PSV file has quote in the text body

Post questions here relative to DataStage Enterprise/PX Edition for such areas as Parallel job design, Parallel datasets, BuildOps, Wrappers, etc.

Moderators: chulett, rschirm, roy

Post Reply
supernova2005
Participant
Posts: 37
Joined: Mon Jan 24, 2005 10:12 am

PSV file has quote in the text body

Post by supernova2005 »

Good evening everyone,

I have a simple parallel job that reads a PSV file, that is, Pipe delimited file with double quotes, here is a sample

"aaa"|"bbb"|"ccc"|"dddd"
"eeee"|"fffff"|"ggggggg"|"hhhhhhh"


but the job skipped records, and when I inspect the file, it looks like some of the fields have quotes in the text itself, like this

"aaaaaa"|"bbbbbbbbb"|"ccccc "ccc" c"|"ddddddddd"
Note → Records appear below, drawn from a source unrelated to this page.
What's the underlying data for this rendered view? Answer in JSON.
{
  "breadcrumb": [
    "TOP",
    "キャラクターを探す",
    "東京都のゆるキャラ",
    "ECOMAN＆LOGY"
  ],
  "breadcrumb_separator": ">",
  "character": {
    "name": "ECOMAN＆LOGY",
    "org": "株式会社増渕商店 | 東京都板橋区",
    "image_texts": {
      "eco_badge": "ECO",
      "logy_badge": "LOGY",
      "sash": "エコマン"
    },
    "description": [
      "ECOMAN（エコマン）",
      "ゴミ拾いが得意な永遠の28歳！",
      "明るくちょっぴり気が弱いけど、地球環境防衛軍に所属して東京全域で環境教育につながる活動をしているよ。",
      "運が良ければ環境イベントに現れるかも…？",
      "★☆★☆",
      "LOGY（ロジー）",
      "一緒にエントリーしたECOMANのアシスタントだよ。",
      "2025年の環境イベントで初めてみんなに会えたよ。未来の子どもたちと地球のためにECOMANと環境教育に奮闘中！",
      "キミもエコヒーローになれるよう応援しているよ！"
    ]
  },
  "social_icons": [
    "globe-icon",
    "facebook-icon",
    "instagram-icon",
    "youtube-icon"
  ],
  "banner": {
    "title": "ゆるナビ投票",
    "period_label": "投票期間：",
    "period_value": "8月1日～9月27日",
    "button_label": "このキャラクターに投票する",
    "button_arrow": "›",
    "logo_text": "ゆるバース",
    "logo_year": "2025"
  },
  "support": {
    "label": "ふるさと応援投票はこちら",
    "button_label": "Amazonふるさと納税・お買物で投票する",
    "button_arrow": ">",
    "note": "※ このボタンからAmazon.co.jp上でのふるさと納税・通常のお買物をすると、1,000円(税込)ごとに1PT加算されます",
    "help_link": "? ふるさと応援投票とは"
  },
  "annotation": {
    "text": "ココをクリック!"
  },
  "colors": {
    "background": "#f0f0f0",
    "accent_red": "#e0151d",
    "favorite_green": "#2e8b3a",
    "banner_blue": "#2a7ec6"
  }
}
and wherever there are extract quotes in the text, the sequential file stage skips the entire row, can anyone tell me how to configure the squential file stage to handel this?

thank you in advance!
Mike
Premium Member
Premium Member
Posts: 1021
Joined: Sun Mar 03, 2002 6:01 pm
Location: Tampa, FL

Post by Mike »

You can't.

That's the challenge with delimited files. You need to choose a delimiter that will not appear in the data. If there is a chance that the delimiter will appear in the data you need to quote it (and then the quote character can not appear in the data).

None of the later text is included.